Na altura aterrou nos iniciados. E, tal como nos recreios da escola, começou a lutar com os rapazes pela atenção da bola. Meses depois já estava nas seniores, entre as graúdas, feita “miúda a correr com mulheres de 20 e tal”, retrata Ana. Hoje vai com 19 anos, é avançada, bicampeã nacional pelo Clube Atlético Ouriense e já perdeu a conta às vezes que a seleção de futebol feminino a chamou. “Acho-a uma excelente jogadora, oiço isto também da boca de outros. Joga com bola e sem bola, é muito inteligente e tem boa visão de jogo. Consegue meter a bola no sítio correto”, descreve a “mãe do coração”. Sente-se “realizada” e “orgulhosa” com o que Diana já alcançou com uma bola nos pés. E não poupa palavras para o garantir. Mas também pouco faz para evitar uma confissão: “Embora o meu marido e filhos achassem muita graça, eu ao início não achava piada nenhuma ao facto de ela ser maria-rapaz.”
Culpa de Diana e do futebol, parceiros numa relação que fez Ana Pio reparar cedo no que aí vinha. “Na primária já jogava às vezes no intervalo, lá com os rapazes”, recorda a jogadora, ao falar dos tempos em que o irmão mais novo acabaria por ir bater à porta do Ouriense, a equipa ali da terra. “Como eu gostava de ir também, perguntei aos meus pais se podia. Eles não acharam muita piada, mas disseram que sim”, confirma quem hoje é responsável por recambiar para a baliza as bolas que lhe chegam aos pés ou à cabeça. É sempre por lá que anda, perto da grande área, a correr e a pedir a bola, no treino noturno que o Observador foi espreitar a Ourém. A conversa, essa, só viria depois, por telefone. Maldita pressa. E distância, pois assim que a cerca de hora e meia de prática terminou, Diana já tinha outra correria à sua espera — daí a pouco mais de 30 minutos arrancaria da estação, às 23h30, um comboio com destino posto em Coimbra.
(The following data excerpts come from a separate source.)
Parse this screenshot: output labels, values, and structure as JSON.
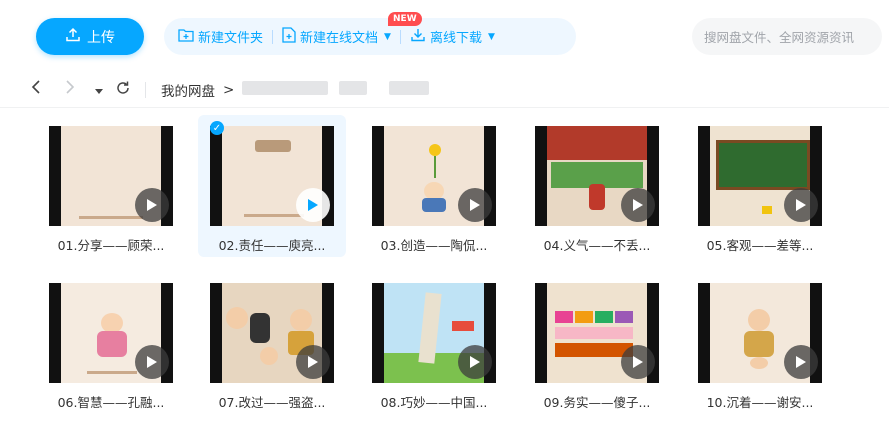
{
  "toolbar": {
    "upload": "上传",
    "new_folder": "新建文件夹",
    "new_online_doc": "新建在线文档",
    "new_badge": "NEW",
    "offline_download": "离线下载",
    "search_placeholder": "搜网盘文件、全网资源资讯"
  },
  "breadcrumb": {
    "root": "我的网盘",
    "separator": ">"
  },
  "files": [
    {
      "name": "01.分享——顾荣...",
      "selected": false
    },
    {
      "name": "02.责任——庾亮...",
      "selected": true
    },
    {
      "name": "03.创造——陶侃...",
      "selected": false
    },
    {
      "name": "04.义气——不丢...",
      "selected": false
    },
    {
      "name": "05.客观——差等...",
      "selected": false
    },
    {
      "name": "06.智慧——孔融...",
      "selected": false
    },
    {
      "name": "07.改过——强盗...",
      "selected": false
    },
    {
      "name": "08.巧妙——中国...",
      "selected": false
    },
    {
      "name": "09.务实——傻子...",
      "selected": false
    },
    {
      "name": "10.沉着——谢安...",
      "selected": false
    }
  ],
  "colors": {
    "accent": "#06a7ff",
    "pale_accent": "#eef7ff",
    "new_badge": "#ff4d4f"
  }
}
É lá, na universidade, que vai no segundo ano a estudar Ciências Farmacêuticas. É de Coimbra que, três vezes por semana, “sempre que os horários permitem”, vem ao final da tarde e para onde volta à noite, após o treino a deixar. São quase 100 quilómetros de viagem. É complicado, admite Diana, mas “não é muito difícil” e “quem quer sempre consegue”. Palavra de quem já fez o suficiente para o provar. A mãe não a deixa mentir. “Nunca teve más notas”, assegura Ana, contente por, o ano passado, Diana não ter chumbado a nenhuma cadeira apesar de “mal ter ido” às aulas. Culpa do sucesso noutro campo, feito de relva, que a fez passar a época a ser convocada para a seleção nacional sub-19. Ninguém disse que era fácil, e não o é. Se Diana vem de Coimbra, há quem venha de Fátima, de Lisboa, Rio Maior e até da Guarda para treinar, correr e praticar a arte que já valeu dois campeonatos nacionais e a qualificação — inédita de uma equipa portuguesa –, para a fase a eliminar (dezasseis avos de final) da Liga dos Campeões. E todas, sem exceção, fazem-no sem receber um salário em troca. Aqui ninguém joga pelo dinheiro.
Há miúdas que são da terra e que “só andam ali para jogar”. Mas há outras que vêm de Coimbra, Fátima ou até Lisboa, como já aconteceu, para não faltarem aos treinos da equipa. “Não é muito difícil, quem quer sempre consegue. Mas claro que é complicado”, admite Diana Silva.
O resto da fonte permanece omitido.